Existe un línea delgada

Existe una línea delgada entre lo que me apasiona y lo que me obsesiona, y dentro de esta frase me encuentro apasionándome por la obsesión. Pertenezco a las fijaciones pequeñas en mi cabeza, a las creencias propias de mi particularidad, al cariño que enloquece y dispara mi ternura y a los rituales y sátiras de mi cotidianidad.
La idea que concibo de noche es lo que me hace soñar, y no sé si romantizo el mal hábito de la exigencia personal, mantenerme estable pese a sangrar y perseguir el sentimiento de darme más.

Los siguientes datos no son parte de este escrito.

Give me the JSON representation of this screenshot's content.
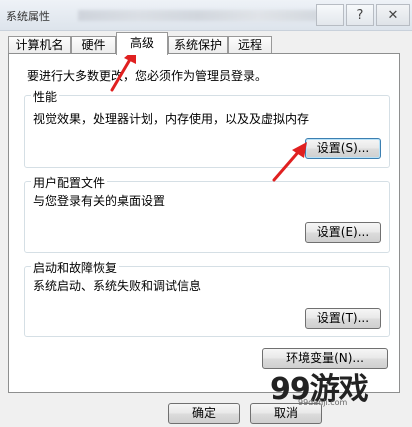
{
  "window": {
    "title": "系统属性",
    "close_glyph": "✕",
    "help_glyph": "?"
  },
  "tabs": [
    {
      "label": "计算机名",
      "active": false
    },
    {
      "label": "硬件",
      "active": false
    },
    {
      "label": "高级",
      "active": true
    },
    {
      "label": "系统保护",
      "active": false
    },
    {
      "label": "远程",
      "active": false
    }
  ],
  "intro": "要进行大多数更改，您必须作为管理员登录。",
  "performance": {
    "title": "性能",
    "description": "视觉效果，处理器计划，内存使用，以及及虚拟内存",
    "button": "设置(S)..."
  },
  "user_profiles": {
    "title": "用户配置文件",
    "description": "与您登录有关的桌面设置",
    "button": "设置(E)..."
  },
  "startup_recovery": {
    "title": "启动和故障恢复",
    "description": "系统启动、系统失败和调试信息",
    "button": "设置(T)..."
  },
  "env_button": "环境变量(N)...",
  "footer": {
    "ok": "确定",
    "cancel": "取消"
  },
  "watermark": {
    "main": "99游戏",
    "sub": "99danji.com"
  },
  "colors": {
    "arrow": "#e02020",
    "focus_border": "#3c7fb1"
  }
}
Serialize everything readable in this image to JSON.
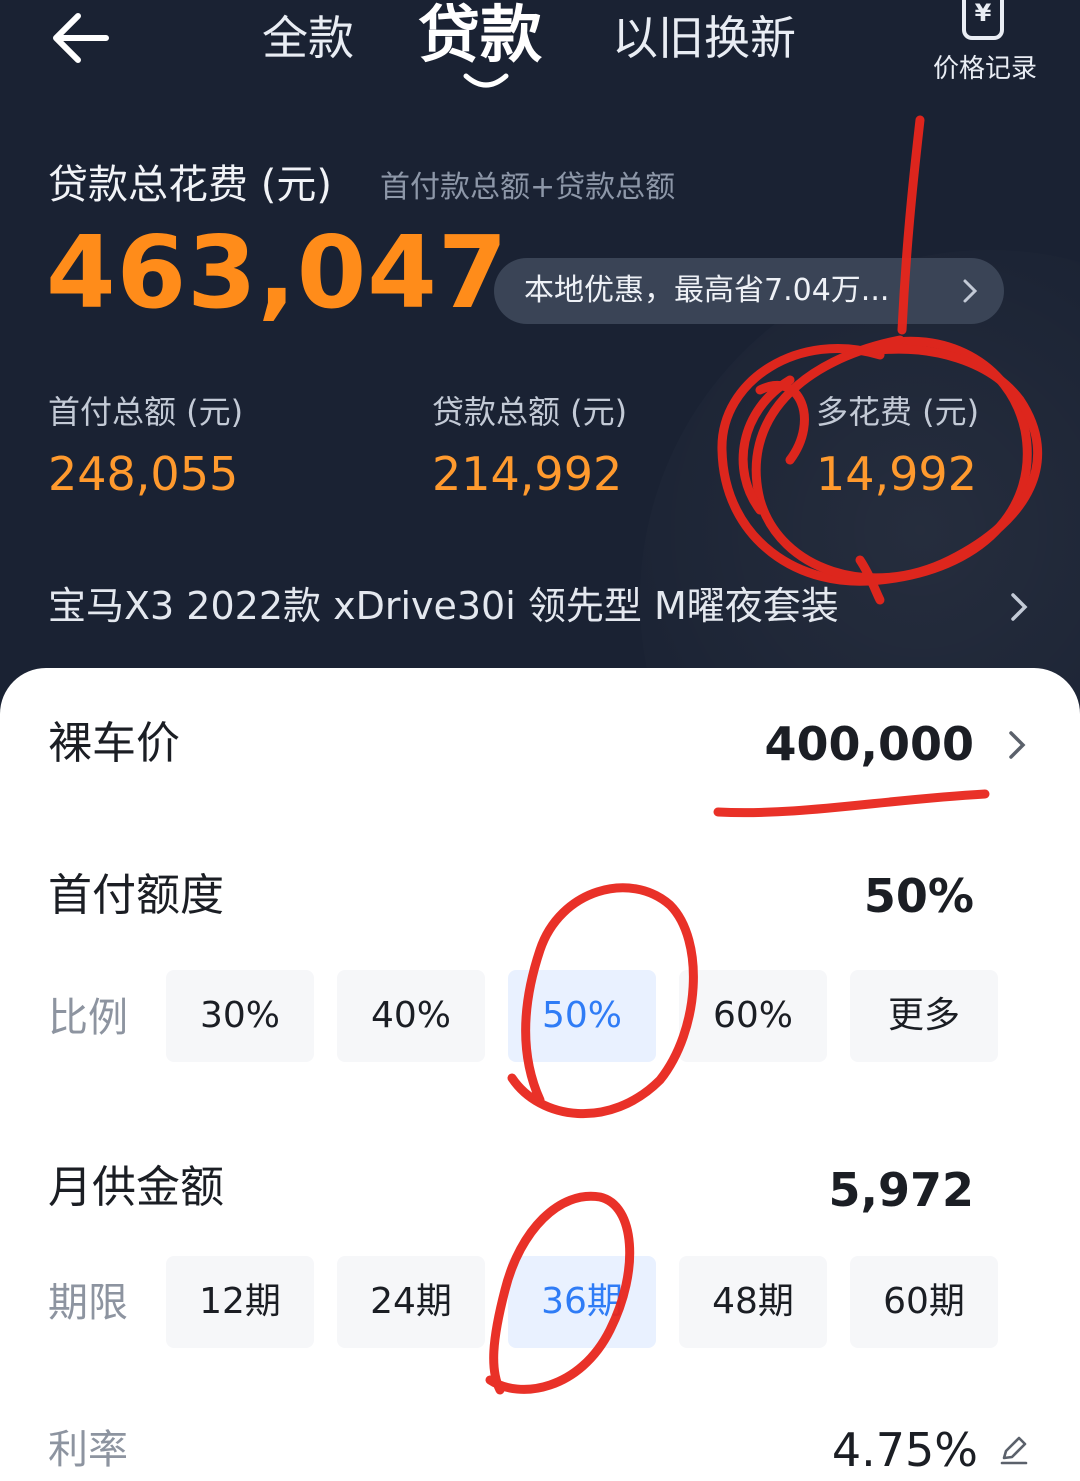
{
  "nav": {
    "tabs": [
      {
        "label": "全款"
      },
      {
        "label": "贷款"
      },
      {
        "label": "以旧换新"
      }
    ],
    "price_record": {
      "icon_text": "¥",
      "label": "价格记录"
    }
  },
  "summary": {
    "total_label": "贷款总花费 (元)",
    "total_sub": "首付款总额+贷款总额",
    "total_value": "463,047",
    "promo": "本地优惠，最高省7.04万...",
    "stats": [
      {
        "label": "首付总额 (元)",
        "value": "248,055"
      },
      {
        "label": "贷款总额 (元)",
        "value": "214,992"
      },
      {
        "label": "多花费 (元)",
        "value": "14,992"
      }
    ],
    "car_name": "宝马X3 2022款 xDrive30i 领先型 M曜夜套装"
  },
  "form": {
    "price": {
      "label": "裸车价",
      "value": "400,000"
    },
    "down_payment": {
      "label": "首付额度",
      "value": "50%",
      "option_label": "比例",
      "options": [
        "30%",
        "40%",
        "50%",
        "60%",
        "更多"
      ],
      "selected_index": 2
    },
    "monthly": {
      "label": "月供金额",
      "value": "5,972",
      "option_label": "期限",
      "options": [
        "12期",
        "24期",
        "36期",
        "48期",
        "60期"
      ],
      "selected_index": 2
    },
    "rate": {
      "label": "利率",
      "value": "4.75%"
    }
  },
  "colors": {
    "header_bg": "#1a2233",
    "accent_orange": "#ff8c1a",
    "selected_blue": "#2f7cf6",
    "annotation_red": "#e8261c"
  }
}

No tengo una alegoría que pueda explicar la anatomía de la obsesión, pero te puedo describir como logro percibirla: Sea compensación (según mi psiquiatra), disciplina o pasión, encuentro euforia y confort, pasajera o no, no interesa, pero se implanta en mi emoción. Como has podido descifrar, no tengo clara la diferencia entre llevarme a un extremo y seguir con calma, y claridad es precisamente de lo que carezco en esta situación. A veces lo entiendo como un límite que crucé, que es insano y se vuelve adicción, pero si has experimentado el placer, entenderás que cuando tengo un resultado solo veo la misma satisfacción.
Ahora intenta sumergirte en lo que digo, y olvida las rimas anteriores que he hecho sin razón.
No todo me obsesiona y no tengo voz ni voto en lo que sí, me guíof por el sentir y justifico lo enfermizo en el lado romántico de lo que apasiona y envuelve, de lo que atrae y cautiva. Y no tengo logros inmensos que han cambiado el rumbo que toma la historia, ni inventos que formen parte de la globalización moderna, pero eso no importa, no es el propósito de mi causa, lo que me genera entusiasmo y frustración es lo que veo, lo propio y lo que me llena de impulsos, aquí hay lugar desde lo más pequeño y autónomo hasta lo más extraño y carente de sentido.